53 proc. firm z produkcji przemysłowej planuje zwiększyć zatrudnienie, 10 proc. przewiduje redukcję etatów, a 37 proc. utrzymanie liczby zatrudnionych na dotychczasowym poziomie – wynika z badania Manpower Group. Firmy wracają do realizacji pełnych planów produkcyjnych.
Według „Barometru Manpower Group Perspektyw Zatrudnienia”, produkcja przemysłowa czwarty kwartał z rzędu utrzymuje się w czołówce sektorów zgłaszających największe zapotrzebowanie na ręce do pracy.
Produkcja odbudowuje się po przestojach
W pierwszym kwartale 2022 r. ponad połowa pracodawców (53 proc.) planuje rozbudowywać swoje zespoły, prawie dwa razy więcej niż kwartał temu i 36 pkt proc. więcej niż w I kw. 2021. Konieczność redukcji etatów przewiduje 10 proc. firm (wobec 5 proc. w IV kw. 2021 i 8 proc. w I kw. 2021), natomiast 37 proc. deklaruje, że pozostawi liczbę stanowisk na niezmienionym poziomie (66 proc. w IV kw. 2021 i 71 proc. w I kw. 2021).
Obliczona na podstawie planów rekrutacyjnych ankietowanych firm z produkcji przemysłowej prognoza netto zatrudnienia osiągnęła poziom +39 proc., co jest najwyższym wynikiem w historii polskiego badania. W ujęciu kwartalnym prognoza netto zatrudnienia poprawiła się o 15 pkt proc., natomiast w porównaniu z analogicznym okresem ubiegłego roku wzrosła o 33 pkt proc.
Jak zauważyła dyrektor sprzedaży w Manpower Luiza Luranc, dzięki zdecydowanej poprawie dostępności półprzewodników na rynku producenci elektroniki oraz firmy z branży motoryzacyjnej wracają do realizacji pełnych planów produkcyjnych i aktywnie zwiększają zatrudnienie.
– Obserwujemy również silniejszą skłonność do uruchamiania nowych inwestycji tam, gdzie dotychczas były one wstrzymywane ze względu na dużą niepewność rynku w dobie pandemii COVID-19. Obecnie firmy powoli przechodzą do realizacji tych projektów. Warto zaznaczyć, że polski sektor produkcji przemysłowej szybko odbudowuje się po przestojach, wynikających z globalnego zagrożenia zdrowotnego. Aktualnie wzrost ten jest dodatkowo napędzany przez wyzwania logistyczne, rejestrowane na innych, zagranicznych rynkach – między innymi w Chinach, borykających się z wysokimi kosztami transportu morskiego i zaostrzeniem restrykcji sanitarnych – stwierdziła ekspertka.
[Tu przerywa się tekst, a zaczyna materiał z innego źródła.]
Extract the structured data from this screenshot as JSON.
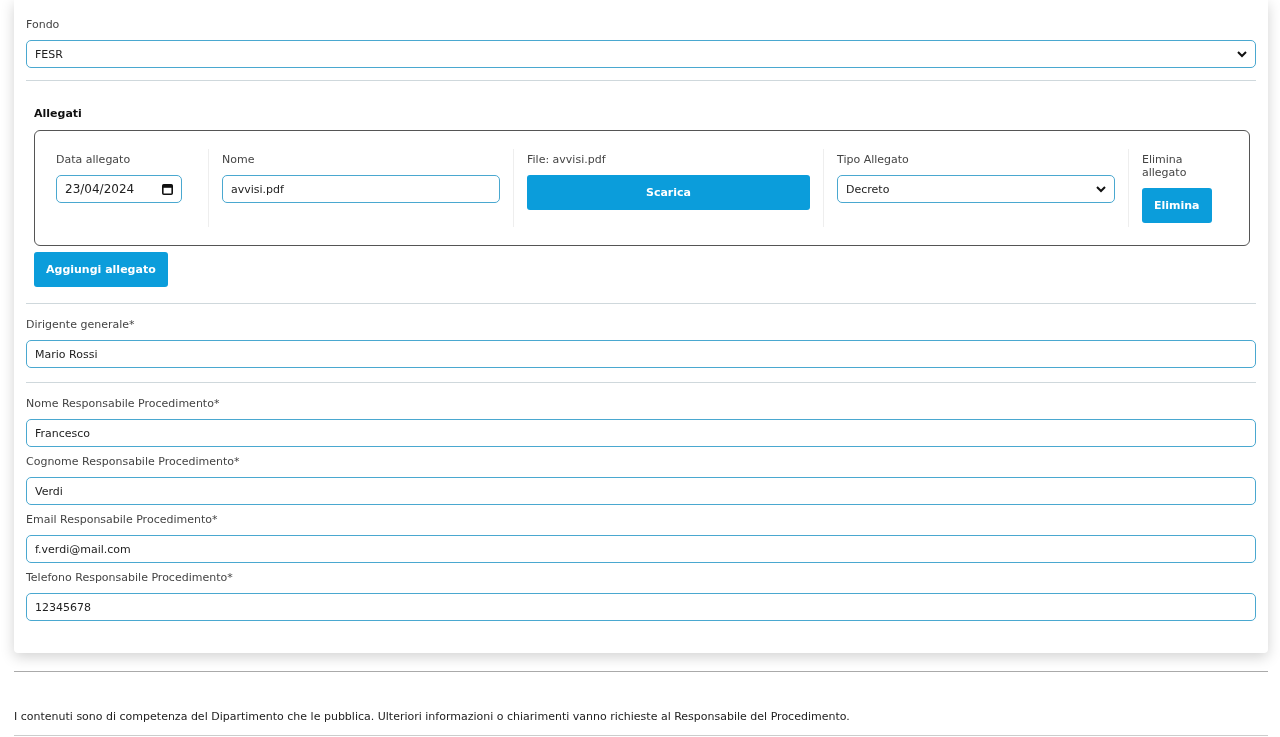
{
  "fondo": {
    "label": "Fondo",
    "value": "FESR"
  },
  "allegati": {
    "title": "Allegati",
    "rows": [
      {
        "date_label": "Data allegato",
        "date_value": "23/04/2024",
        "name_label": "Nome",
        "name_value": "avvisi.pdf",
        "file_label": "File: avvisi.pdf",
        "download_button": "Scarica",
        "type_label": "Tipo Allegato",
        "type_value": "Decreto",
        "delete_label": "Elimina allegato",
        "delete_button": "Elimina"
      }
    ],
    "add_button": "Aggiungi allegato"
  },
  "sections": [
    {
      "fields": [
        {
          "label": "Dirigente generale*",
          "value": "Mario Rossi"
        }
      ]
    },
    {
      "fields": [
        {
          "label": "Nome Responsabile Procedimento*",
          "value": "Francesco"
        },
        {
          "label": "Cognome Responsabile Procedimento*",
          "value": "Verdi"
        },
        {
          "label": "Email Responsabile Procedimento*",
          "value": "f.verdi@mail.com"
        },
        {
          "label": "Telefono Responsabile Procedimento*",
          "value": "12345678"
        }
      ]
    }
  ],
  "footer": {
    "text": "I contenuti sono di competenza del Dipartimento che le pubblica. Ulteriori informazioni o chiarimenti vanno richieste al Responsabile del Procedimento."
  }
}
Poinformowała, że firmy z sektora szukają obecnie przede wszystkim pracowników produkcji, operatorów maszyn i osób z uprawnieniami do obsługi wózków widłowych. Pożądani na rynku są również absolwenci studiów inżynierskich.
– W kolejnych kwartałach sektor powinien dalej się rozwijać, a zapotrzebowanie na nową kadrę może jeszcze bardziej się zwiększyć. W związku z deficytem wykwalifikowanych specjalistów należy spodziewać się, że oczekiwania płacowe w branży wzrosną –szczególnie w dobie pogłębiającej się inflacji oraz presji, płynącej z silnie rozwijających się sektorów logistyki oraz e-commerce – podkreśliła Luranc.
Dodała, że pracodawcy w celu przyciągnięcia kandydatów proponują bogatsze pakiety benefitów pozapłacowych, a także coraz bardziej konkurencyjne wynagrodzenia i pakiety premiowe.
Praca dla inżynierów, automatyków i programistów
Dyrektor rekrutacji stałej w Manpower Katarzyna Pączkowska wskazała, że szczególnie pożądani są specjaliści gotowi objąć stanowiska związane z badaniami i rozwojem oraz utrzymaniem ruchu i automatyzacją w zakładach.
– Nie brakuje ofert dla inżynierów elektryków, automatyków i programistów języków niskopoziomowych. Na rynku odczuwane jest również duże zapotrzebowanie na ekspertów ds. bezpieczeństwa i niezawodności oraz inżynierów procesu, koordynujących poszczególne etapy produkcji w fabryce. Zakłady nieustannie dążą do osiągnięcia jak największej efektywności, dlatego też poszukują specjalistów ds. lean manufacturing – powiedziała Pączkowska.